Why Apostille is so important in international legal procedures
An “Apostille” is a certification authenticating the proof of the origin of a public document (e.g. birth, death, divorce, marriage certifícate, police report, a court judgment, an extract of a public register, or a notarial attestation). Apostilles are issued in one country to be used by another country where both are parties to the 1961 Hague Convention also known as the Apostille Convention.
The Apostille is to certify that the signature and seal of a public document has been made by a competent authorized authority. This process, like authentication (notarization) only certifies the signature or stamp showing the document was issued by a public official in the exercise of their functions, but does not certify the validity of the content. This allows a national document to be recognized in a foreign country.

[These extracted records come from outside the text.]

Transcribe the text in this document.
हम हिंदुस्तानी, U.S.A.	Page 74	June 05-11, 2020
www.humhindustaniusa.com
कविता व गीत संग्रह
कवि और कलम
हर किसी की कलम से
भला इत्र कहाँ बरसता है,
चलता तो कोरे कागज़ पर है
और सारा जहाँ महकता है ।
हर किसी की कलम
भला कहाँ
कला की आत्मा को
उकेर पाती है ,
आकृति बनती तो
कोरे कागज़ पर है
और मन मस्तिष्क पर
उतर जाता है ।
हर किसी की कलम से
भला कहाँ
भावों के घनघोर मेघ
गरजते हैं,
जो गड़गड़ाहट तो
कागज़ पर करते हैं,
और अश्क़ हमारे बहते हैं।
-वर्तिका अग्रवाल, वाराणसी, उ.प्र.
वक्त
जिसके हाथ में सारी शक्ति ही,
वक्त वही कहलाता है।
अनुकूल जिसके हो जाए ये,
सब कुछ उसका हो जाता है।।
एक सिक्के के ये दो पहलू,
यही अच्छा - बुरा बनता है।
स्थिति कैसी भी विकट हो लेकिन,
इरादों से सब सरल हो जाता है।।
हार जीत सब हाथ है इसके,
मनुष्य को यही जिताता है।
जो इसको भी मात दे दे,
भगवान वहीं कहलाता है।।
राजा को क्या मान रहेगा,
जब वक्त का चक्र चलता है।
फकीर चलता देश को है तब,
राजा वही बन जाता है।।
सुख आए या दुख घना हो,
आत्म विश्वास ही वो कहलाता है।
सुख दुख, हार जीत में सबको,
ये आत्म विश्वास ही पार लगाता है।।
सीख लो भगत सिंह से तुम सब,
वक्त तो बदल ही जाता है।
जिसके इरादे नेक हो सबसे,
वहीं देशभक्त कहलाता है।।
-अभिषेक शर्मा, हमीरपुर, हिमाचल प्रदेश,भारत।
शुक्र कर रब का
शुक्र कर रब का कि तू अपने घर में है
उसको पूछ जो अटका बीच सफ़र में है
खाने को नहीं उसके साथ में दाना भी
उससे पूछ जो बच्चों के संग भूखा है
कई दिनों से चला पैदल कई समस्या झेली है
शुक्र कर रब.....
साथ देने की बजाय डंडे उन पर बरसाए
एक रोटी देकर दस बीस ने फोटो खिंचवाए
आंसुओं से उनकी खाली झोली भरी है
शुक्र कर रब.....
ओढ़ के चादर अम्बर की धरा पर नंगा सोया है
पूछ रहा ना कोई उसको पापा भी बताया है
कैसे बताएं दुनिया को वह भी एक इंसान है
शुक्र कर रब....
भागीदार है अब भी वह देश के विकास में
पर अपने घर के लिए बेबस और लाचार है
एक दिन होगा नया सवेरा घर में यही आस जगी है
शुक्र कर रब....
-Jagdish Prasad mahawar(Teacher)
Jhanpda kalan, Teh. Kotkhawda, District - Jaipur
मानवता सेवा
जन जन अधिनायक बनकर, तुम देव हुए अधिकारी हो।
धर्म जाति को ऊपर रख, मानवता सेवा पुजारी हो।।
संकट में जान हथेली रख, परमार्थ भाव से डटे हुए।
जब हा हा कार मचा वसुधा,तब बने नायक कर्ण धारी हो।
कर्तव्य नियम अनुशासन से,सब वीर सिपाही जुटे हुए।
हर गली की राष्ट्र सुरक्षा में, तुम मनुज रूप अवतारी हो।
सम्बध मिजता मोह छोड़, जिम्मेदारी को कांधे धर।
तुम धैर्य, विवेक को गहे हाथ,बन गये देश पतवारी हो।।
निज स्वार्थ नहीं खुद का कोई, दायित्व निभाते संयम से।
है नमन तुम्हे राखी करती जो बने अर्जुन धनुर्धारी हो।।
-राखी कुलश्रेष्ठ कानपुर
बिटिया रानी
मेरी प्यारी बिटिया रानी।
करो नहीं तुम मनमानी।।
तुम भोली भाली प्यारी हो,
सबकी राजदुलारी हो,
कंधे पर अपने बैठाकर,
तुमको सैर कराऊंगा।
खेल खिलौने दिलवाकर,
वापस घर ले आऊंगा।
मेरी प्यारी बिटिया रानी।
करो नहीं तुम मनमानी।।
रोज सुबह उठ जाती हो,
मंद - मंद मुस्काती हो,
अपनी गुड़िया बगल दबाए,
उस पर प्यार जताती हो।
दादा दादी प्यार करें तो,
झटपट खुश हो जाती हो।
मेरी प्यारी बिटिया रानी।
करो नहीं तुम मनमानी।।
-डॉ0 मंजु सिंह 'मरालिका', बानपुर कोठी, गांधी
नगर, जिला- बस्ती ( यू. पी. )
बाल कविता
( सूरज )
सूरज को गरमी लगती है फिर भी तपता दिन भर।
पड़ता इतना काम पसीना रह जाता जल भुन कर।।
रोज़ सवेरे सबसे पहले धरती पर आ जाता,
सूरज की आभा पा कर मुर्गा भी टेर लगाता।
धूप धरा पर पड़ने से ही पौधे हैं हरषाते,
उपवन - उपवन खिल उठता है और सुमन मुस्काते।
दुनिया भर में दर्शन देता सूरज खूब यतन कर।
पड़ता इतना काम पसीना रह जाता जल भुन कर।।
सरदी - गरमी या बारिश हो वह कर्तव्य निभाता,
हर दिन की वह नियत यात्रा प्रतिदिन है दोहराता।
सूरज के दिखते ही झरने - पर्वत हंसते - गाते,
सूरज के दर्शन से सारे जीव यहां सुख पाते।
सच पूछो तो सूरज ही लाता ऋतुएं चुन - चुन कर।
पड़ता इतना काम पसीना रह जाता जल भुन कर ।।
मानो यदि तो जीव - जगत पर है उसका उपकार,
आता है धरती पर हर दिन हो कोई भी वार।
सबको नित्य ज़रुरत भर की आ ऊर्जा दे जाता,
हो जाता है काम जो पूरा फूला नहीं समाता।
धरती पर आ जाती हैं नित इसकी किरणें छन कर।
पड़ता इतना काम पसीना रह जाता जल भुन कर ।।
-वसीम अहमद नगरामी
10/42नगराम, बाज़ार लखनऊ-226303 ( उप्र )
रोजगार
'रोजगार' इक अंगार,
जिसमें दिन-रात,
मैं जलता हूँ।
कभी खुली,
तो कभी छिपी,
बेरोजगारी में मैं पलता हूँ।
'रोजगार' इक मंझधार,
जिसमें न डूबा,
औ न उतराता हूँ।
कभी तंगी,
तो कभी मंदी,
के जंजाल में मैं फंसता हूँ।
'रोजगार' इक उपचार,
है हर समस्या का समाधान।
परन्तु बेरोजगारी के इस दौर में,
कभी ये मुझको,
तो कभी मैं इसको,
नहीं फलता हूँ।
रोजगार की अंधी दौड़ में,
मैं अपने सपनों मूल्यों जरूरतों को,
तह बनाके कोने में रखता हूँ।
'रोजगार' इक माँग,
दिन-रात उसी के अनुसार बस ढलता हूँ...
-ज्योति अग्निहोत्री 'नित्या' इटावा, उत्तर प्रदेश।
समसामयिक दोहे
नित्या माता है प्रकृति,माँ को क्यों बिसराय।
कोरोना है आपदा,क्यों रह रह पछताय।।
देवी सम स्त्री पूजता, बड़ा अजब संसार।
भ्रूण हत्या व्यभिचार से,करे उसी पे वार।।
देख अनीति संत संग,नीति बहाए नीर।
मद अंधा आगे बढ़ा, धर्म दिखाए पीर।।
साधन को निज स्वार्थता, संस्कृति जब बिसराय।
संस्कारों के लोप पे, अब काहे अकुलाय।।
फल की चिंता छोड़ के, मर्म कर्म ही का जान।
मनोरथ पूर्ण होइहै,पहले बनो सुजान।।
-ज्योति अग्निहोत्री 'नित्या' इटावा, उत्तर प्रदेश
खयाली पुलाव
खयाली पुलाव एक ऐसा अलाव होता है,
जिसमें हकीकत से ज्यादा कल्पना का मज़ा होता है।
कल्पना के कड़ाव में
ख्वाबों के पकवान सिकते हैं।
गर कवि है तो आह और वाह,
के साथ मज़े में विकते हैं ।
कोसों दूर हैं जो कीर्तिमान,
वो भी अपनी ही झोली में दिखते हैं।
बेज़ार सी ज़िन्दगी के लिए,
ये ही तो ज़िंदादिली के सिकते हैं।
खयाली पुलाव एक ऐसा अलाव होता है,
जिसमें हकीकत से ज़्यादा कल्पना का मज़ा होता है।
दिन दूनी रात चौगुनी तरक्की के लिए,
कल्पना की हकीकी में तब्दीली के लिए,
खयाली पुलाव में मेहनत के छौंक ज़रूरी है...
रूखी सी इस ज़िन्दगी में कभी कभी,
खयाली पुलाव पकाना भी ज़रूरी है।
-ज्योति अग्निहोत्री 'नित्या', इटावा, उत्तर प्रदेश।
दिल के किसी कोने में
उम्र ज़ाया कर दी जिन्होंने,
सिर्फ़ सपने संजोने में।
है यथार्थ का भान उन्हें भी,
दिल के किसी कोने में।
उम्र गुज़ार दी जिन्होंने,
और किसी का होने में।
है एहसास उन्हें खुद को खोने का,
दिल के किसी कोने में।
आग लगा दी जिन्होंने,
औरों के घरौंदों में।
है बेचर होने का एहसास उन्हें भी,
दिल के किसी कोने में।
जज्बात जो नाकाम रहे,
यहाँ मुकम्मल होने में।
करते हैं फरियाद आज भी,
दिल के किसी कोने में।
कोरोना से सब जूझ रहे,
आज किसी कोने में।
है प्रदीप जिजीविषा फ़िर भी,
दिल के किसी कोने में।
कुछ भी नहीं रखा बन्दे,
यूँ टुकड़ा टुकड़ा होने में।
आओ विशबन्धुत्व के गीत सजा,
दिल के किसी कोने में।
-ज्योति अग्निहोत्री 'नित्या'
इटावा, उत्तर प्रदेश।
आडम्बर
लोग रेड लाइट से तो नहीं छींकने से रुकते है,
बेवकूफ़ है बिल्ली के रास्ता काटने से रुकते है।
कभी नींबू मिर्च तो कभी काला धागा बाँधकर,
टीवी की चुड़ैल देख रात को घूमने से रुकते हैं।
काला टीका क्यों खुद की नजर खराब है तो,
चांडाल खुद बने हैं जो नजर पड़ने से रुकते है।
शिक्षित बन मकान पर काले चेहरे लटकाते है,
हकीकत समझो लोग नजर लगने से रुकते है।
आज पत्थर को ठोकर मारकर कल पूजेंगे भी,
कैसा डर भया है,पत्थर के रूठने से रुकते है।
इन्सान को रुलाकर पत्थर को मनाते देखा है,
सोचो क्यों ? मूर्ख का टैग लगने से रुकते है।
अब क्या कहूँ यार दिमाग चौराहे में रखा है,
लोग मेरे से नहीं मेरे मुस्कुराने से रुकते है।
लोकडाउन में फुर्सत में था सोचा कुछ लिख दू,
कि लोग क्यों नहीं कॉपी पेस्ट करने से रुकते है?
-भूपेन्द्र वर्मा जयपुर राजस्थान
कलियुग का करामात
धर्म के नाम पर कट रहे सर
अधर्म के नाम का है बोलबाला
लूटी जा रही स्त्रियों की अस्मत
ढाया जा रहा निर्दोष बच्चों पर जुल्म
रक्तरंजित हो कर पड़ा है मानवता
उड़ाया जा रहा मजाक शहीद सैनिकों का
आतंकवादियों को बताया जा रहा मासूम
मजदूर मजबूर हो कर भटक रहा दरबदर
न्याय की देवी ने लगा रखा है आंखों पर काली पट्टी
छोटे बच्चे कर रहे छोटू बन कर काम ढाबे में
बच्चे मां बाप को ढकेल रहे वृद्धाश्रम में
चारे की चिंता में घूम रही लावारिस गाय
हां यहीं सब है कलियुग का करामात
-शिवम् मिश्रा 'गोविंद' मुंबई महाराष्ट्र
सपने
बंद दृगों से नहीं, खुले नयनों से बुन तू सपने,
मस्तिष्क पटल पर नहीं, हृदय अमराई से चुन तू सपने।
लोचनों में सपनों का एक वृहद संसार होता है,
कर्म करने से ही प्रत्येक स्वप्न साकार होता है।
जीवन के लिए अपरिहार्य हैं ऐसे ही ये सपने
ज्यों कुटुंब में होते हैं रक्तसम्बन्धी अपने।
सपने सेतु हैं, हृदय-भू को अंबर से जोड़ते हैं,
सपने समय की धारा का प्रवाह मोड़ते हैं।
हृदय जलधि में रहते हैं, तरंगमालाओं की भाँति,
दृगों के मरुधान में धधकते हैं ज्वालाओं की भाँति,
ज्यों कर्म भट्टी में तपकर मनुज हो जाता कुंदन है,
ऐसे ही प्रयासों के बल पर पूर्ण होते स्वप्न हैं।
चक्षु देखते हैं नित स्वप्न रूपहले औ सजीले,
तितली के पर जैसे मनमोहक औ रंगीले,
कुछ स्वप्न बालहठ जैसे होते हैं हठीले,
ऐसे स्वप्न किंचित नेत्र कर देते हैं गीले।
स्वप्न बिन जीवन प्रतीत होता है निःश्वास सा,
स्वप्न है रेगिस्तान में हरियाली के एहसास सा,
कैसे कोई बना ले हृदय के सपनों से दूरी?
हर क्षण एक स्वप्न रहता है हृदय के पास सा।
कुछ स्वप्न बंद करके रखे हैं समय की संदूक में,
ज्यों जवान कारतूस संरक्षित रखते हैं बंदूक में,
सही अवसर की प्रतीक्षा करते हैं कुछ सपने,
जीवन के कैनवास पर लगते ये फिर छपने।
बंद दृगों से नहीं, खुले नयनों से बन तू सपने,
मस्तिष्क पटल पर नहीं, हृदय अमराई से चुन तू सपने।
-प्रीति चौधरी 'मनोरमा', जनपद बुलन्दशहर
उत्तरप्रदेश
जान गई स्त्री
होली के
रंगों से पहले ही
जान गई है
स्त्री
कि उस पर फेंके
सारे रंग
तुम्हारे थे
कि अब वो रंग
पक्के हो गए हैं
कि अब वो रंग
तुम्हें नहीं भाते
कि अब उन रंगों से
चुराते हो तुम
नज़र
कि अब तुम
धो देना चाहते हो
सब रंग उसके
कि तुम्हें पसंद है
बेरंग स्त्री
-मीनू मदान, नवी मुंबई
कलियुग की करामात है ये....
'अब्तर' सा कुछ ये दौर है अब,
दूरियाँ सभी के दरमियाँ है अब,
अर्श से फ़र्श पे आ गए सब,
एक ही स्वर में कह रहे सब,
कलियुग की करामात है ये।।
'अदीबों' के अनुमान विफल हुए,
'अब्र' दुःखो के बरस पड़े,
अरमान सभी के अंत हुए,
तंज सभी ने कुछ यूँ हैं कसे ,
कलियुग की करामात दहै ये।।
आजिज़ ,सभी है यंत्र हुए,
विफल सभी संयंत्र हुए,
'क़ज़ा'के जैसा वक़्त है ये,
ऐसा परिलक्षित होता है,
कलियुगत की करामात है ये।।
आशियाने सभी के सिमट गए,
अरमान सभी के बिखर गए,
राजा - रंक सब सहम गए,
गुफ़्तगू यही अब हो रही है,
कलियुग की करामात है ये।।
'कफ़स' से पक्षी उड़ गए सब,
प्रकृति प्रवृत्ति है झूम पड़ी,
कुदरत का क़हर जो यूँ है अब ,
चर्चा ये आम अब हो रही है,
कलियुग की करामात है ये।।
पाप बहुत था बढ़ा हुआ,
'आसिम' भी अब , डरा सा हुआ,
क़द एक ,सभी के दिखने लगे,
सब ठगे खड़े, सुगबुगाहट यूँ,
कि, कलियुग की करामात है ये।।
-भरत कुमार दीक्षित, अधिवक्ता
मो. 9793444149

Most countries are parties to the 1961 Apostille Convention. There are currently 92 members. However, it you have doubts whether your country or the country you wish to provide with apostilled documents are members, go to the website (hcch.net) in order to see which countries belong.
Apostilles may only be issued by a Competent Authority designated by the State on whose territory the public document has been executed.
The United States of America has three tiers of authorities competent to issue the apostille certificate.
1) The U.S. Department of State Authentication Office affixes apostilles to documents issued by Federal agencies of the United States.
2) The U.S. Department of State, Bureau of Consular Affairs, Passport Services, Vital Records Section affixes apostilles to Consular Reports of Birth, Death and Marriage of U.S.
3) The Clerks and Deputy Clerks of the Federal Courts of the United States are authorized to issue apostilles on documents issued by those courts. As an alternative, the U.S. Department of Justice may authenticate the seal of the federal court and the U.S. Department of State Authentications Office will then place an apostille over that seal.
Public documents issued by U.S. states, the District of Columbia and other U.S. jurisdictions may be legalized with an apostille by designated authorities in each jurisdiction, generally the state Secretary of State’s office.
Canada did not sign the 1961 Apostille Convention so you cannot get an apostille in Canada. Therefore, you must use the nearest embassy or consulate to get documents authenticated.